When a social worker tells me that the police are abusing the system by using them instead of a hard-to-obtain warrant for a drug bust if they find there is a child in the house – it tells me that the draconian and extra-judicial powers we are giving some government institutions are also well across the line of being reasonable. Who can argue against protecting children? I can. Especially when it starts becoming a question of the state versus the parents and especially when the government starts to act without any semblance of rational and reasonable thought: Like this case in Winnipeg where Child and Family Services spent time and money to investigate a mother who let her children play “unsupervised” in their own fence enclosed backyard while she prepared dinner. The poor mother is terrified of the CFS and fearful that they will take her children away.

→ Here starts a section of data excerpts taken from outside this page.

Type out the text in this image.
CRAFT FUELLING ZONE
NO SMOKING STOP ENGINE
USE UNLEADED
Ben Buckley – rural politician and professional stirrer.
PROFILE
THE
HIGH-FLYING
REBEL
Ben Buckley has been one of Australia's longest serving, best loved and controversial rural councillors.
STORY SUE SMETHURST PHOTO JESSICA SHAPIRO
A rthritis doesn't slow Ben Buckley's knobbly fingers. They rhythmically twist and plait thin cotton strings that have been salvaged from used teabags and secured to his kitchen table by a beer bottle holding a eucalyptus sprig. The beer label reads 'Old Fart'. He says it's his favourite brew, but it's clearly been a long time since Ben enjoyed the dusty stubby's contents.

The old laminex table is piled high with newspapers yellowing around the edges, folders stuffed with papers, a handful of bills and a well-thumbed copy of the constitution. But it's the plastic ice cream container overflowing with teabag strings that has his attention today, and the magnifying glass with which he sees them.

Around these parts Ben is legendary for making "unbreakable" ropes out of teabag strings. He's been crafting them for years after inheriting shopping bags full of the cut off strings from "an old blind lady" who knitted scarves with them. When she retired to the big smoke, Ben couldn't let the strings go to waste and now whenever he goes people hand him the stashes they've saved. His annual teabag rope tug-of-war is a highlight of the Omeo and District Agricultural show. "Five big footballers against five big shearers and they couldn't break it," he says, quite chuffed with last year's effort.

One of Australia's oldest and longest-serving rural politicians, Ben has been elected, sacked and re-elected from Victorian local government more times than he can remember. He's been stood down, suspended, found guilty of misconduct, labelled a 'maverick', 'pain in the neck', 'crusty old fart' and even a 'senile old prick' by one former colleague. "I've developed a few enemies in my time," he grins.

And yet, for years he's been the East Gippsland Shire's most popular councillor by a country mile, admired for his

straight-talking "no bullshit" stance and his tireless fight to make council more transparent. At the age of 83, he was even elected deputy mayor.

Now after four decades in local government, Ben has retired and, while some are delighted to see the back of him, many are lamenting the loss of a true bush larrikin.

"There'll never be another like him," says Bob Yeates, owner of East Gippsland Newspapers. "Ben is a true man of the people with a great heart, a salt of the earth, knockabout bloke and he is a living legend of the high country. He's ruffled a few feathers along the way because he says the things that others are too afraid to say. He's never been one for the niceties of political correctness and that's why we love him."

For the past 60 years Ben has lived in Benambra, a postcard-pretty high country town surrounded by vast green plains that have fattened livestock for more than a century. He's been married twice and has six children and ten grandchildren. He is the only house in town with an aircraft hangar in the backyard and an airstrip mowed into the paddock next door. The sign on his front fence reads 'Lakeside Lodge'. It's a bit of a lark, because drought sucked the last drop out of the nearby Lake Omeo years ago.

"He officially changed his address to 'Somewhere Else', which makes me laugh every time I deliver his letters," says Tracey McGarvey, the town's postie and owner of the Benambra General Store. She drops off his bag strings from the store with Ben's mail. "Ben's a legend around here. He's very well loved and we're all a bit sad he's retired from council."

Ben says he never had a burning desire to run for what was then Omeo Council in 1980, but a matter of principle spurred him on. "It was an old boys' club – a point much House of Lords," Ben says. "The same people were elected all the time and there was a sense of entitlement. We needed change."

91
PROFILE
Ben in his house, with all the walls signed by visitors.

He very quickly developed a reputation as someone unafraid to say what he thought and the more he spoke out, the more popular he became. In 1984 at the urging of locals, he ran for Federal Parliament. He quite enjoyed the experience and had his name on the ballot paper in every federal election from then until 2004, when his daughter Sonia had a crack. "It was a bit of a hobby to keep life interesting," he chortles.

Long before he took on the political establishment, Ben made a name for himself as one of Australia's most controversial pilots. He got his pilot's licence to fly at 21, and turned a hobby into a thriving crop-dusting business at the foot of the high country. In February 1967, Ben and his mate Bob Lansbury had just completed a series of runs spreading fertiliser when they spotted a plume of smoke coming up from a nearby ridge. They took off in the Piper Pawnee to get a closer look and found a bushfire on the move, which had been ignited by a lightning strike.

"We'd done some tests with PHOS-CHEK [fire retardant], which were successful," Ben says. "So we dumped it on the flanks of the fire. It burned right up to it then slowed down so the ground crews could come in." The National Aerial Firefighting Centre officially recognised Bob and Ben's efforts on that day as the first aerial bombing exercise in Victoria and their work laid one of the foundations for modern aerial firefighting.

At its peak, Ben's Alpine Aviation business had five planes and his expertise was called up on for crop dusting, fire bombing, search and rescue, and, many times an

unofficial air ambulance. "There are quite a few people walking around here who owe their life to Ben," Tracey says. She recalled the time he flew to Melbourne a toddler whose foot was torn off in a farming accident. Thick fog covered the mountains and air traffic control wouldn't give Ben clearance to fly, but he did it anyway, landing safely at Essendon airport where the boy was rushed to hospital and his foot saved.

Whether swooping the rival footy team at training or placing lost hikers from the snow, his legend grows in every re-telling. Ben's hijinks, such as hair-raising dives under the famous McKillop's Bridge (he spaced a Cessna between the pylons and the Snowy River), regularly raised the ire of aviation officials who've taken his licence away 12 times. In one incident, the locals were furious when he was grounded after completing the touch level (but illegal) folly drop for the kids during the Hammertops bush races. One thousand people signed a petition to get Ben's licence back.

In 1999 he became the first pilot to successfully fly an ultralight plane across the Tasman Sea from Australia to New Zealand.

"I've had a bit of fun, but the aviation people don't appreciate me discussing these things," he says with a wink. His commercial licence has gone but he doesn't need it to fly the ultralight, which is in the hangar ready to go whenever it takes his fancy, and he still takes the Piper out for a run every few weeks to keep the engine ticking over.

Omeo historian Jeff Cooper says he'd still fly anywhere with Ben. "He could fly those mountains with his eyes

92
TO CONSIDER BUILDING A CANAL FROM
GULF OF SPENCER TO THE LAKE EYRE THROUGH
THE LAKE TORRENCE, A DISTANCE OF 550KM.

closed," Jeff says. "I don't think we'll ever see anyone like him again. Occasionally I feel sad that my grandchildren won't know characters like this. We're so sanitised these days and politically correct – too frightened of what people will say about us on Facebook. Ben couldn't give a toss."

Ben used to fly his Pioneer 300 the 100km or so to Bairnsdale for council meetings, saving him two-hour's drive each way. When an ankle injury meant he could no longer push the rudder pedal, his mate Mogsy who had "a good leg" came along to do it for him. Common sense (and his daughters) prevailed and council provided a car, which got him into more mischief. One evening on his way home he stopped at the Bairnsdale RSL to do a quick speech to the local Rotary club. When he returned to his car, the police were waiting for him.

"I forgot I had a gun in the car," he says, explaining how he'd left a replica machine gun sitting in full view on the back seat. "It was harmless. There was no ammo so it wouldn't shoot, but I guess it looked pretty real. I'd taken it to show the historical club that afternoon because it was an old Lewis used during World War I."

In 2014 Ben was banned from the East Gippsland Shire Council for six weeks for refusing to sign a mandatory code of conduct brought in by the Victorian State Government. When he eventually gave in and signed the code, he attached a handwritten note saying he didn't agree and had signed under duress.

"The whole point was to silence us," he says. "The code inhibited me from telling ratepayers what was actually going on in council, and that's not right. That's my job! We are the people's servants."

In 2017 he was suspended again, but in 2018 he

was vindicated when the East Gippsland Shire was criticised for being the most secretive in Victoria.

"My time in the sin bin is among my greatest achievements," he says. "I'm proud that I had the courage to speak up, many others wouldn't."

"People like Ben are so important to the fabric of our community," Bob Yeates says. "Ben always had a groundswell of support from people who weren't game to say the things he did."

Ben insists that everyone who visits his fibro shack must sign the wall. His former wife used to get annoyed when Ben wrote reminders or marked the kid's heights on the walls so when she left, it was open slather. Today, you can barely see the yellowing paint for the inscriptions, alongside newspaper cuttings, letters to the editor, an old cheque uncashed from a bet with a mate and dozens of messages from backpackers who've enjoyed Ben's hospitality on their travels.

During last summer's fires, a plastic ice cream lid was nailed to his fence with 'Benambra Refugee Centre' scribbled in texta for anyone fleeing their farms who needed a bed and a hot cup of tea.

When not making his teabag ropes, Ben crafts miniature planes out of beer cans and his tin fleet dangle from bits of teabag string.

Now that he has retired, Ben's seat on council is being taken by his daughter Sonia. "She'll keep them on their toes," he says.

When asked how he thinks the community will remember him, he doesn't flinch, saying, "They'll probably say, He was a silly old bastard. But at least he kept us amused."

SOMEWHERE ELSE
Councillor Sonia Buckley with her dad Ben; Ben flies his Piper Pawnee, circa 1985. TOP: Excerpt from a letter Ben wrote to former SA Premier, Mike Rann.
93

Not surprising since they act like jack-boot Gestapo agents in her own home accusing her of all sorts of misdeeds and making all sorts of threats.

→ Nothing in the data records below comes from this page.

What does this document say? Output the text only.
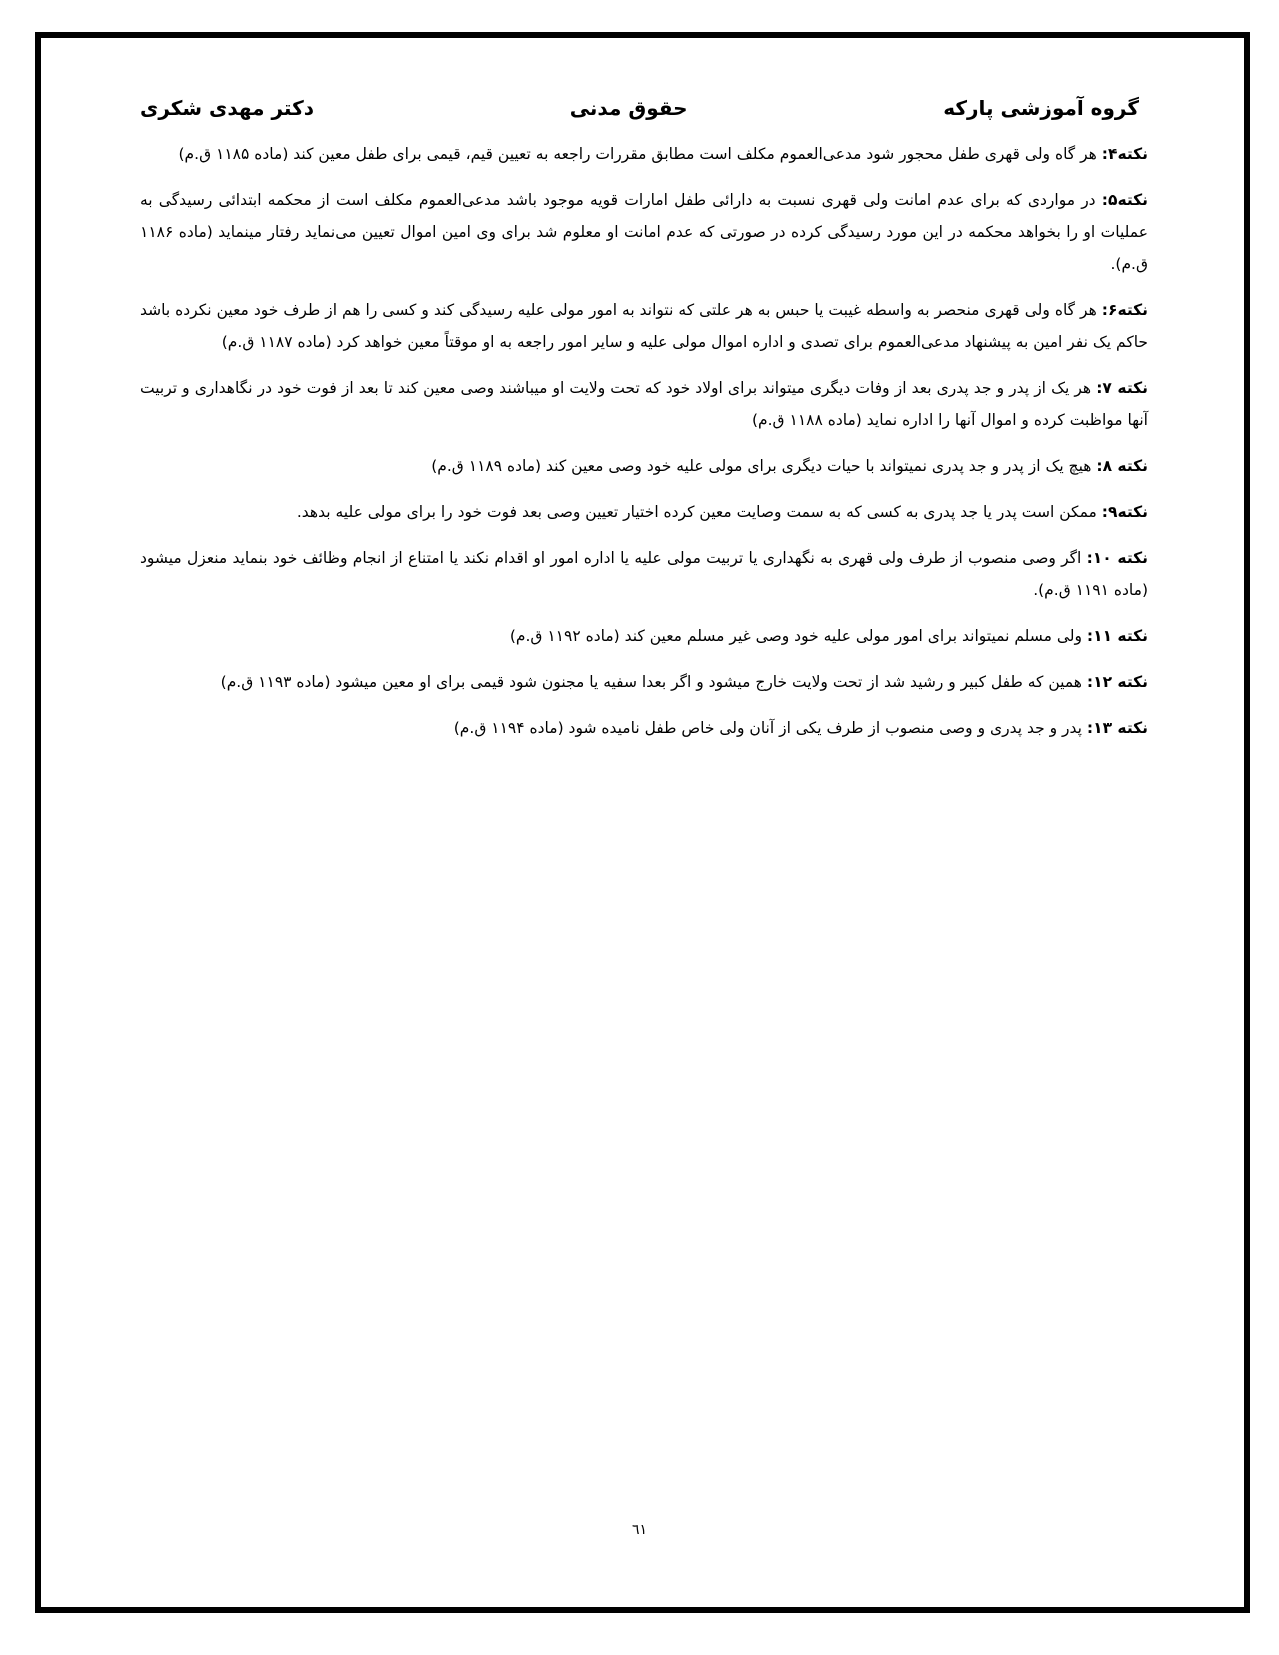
گروه آموزشی پارکه
حقوق مدنی
دکتر مهدی شکری

نکته۴: هر گاه ولی قهری طفل محجور شود مدعی‌العموم مکلف است مطابق مقررات راجعه به تعیین قیم، قیمی برای طفل معین کند (ماده ۱۱۸۵ ق.م)

نکته۵: در مواردی که برای عدم امانت ولی قهری نسبت به دارائی طفل امارات قویه موجود باشد مدعی‌العموم مکلف است از محکمه ابتدائی رسیدگی به عملیات او را بخواهد محکمه در این مورد رسیدگی کرده در صورتی که عدم امانت او معلوم شد برای وی امین اموال تعیین می‌نماید رفتار مینماید (ماده ۱۱۸۶ ق.م).

نکته۶: هر گاه ولی قهری منحصر به واسطه غیبت یا حبس به هر علتی که نتواند به امور مولی علیه رسیدگی کند و کسی را هم از طرف خود معین نکرده باشد حاکم یک نفر امین به پیشنهاد مدعی‌العموم برای تصدی و اداره اموال مولی علیه و سایر امور راجعه به او موقتاً معین خواهد کرد (ماده ۱۱۸۷ ق.م)

نکته ۷: هر یک از پدر و جد پدری بعد از وفات دیگری میتواند برای اولاد خود که تحت ولایت او میباشند وصی معین کند تا بعد از فوت خود در نگاهداری و تربیت آنها مواظبت کرده و اموال آنها را اداره نماید (ماده ۱۱۸۸ ق.م)

نکته ۸: هیچ یک از پدر و جد پدری نمیتواند با حیات دیگری برای مولی علیه خود وصی معین کند (ماده ۱۱۸۹ ق.م)

نکته۹: ممکن است پدر یا جد پدری به کسی که به سمت وصایت معین کرده اختیار تعیین وصی بعد فوت خود را برای مولی علیه بدهد.

نکته ۱۰: اگر وصی منصوب از طرف ولی قهری به نگهداری یا تربیت مولی علیه یا اداره امور او اقدام نکند یا امتناع از انجام وظائف خود بنماید منعزل میشود (ماده ۱۱۹۱ ق.م).

نکته ۱۱: ولی مسلم نمیتواند برای امور مولی علیه خود وصی غیر مسلم معین کند (ماده ۱۱۹۲ ق.م)

نکته ۱۲: همین که طفل کبیر و رشید شد از تحت ولایت خارج میشود و اگر بعدا سفیه یا مجنون شود قیمی برای او معین میشود (ماده ۱۱۹۳ ق.م)

نکته ۱۳: پدر و جد پدری و وصی منصوب از طرف یکی از آنان ولی خاص طفل نامیده شود (ماده ۱۱۹۴ ق.م)

٦١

Despite all of our technology and the knowledge and wisdom of all of past humanity at our fingertips, we seem incapable of understanding basic principles of freedom and liberty that our low-tech ancestors elucidated on and understood so well in the not so distant past. On this point, I leave you the following thoughts and quotes on freedom and government intervention from a bygone era:

“The only purpose for which power can be rightfully exercised over any member of a civilized community, against his will, is to prevent harm to others. His own good, either physical or moral, is not a sufficient warrant.” – John Stuart Mills

“Of all tyrannies, a tyranny sincerely exercised for the good of its victims may be the most oppressive. It would be better to live under robber barons than under omnipotent moral busybodies. The robber baron’s cruelty may sometime sleep, his cupidity may at some point be satiated; but those who torment us for our own good will torment us without end for they do so with the approval of their own conscience.” – C.S. Lewis

Update (24 February 2017): “She was made miserable by curry odors that seeped into her unit from a neighbouring one, exacerbating her allergies. ‘We could not use one of our bathrooms and our clothes dryer held the smell from the ventilation.'” If you had made this comment about your South Asian neighbours in Ontario, you probably would have been branded a racist and driven out of town by  the liberal thought police. However, the quote is actually fake as I replaced the word “cigarette smoke” with “curry odors”. “False equivalency!” screams the liberal anti-smoking activist. Actually, no. It’s completely equivalent because despite a sad attempt to add some bullshit about exacerbating allergies, I don’t think there really is a health issue here; just someone inconvenienced and annoyed by their neighbours habits. But it’s smoking, and smokers have a special place in hell according to the radical anti-smoking lobby; a 10th circle of the Inferno that Dante never wrote about. That is why the latest Health Canada report proposes that the government ban smoking on college campuses or inside condo and apartment buildings. As I’ve said before, the line in the sand is well crossed when the government starts legislating what we can or cannot do in our own homes. But that doesn’t bother fascist anti-smoking lobbyist who fail to see anything but their myopic fundamentalist views; after all, they’re doing it for your own good.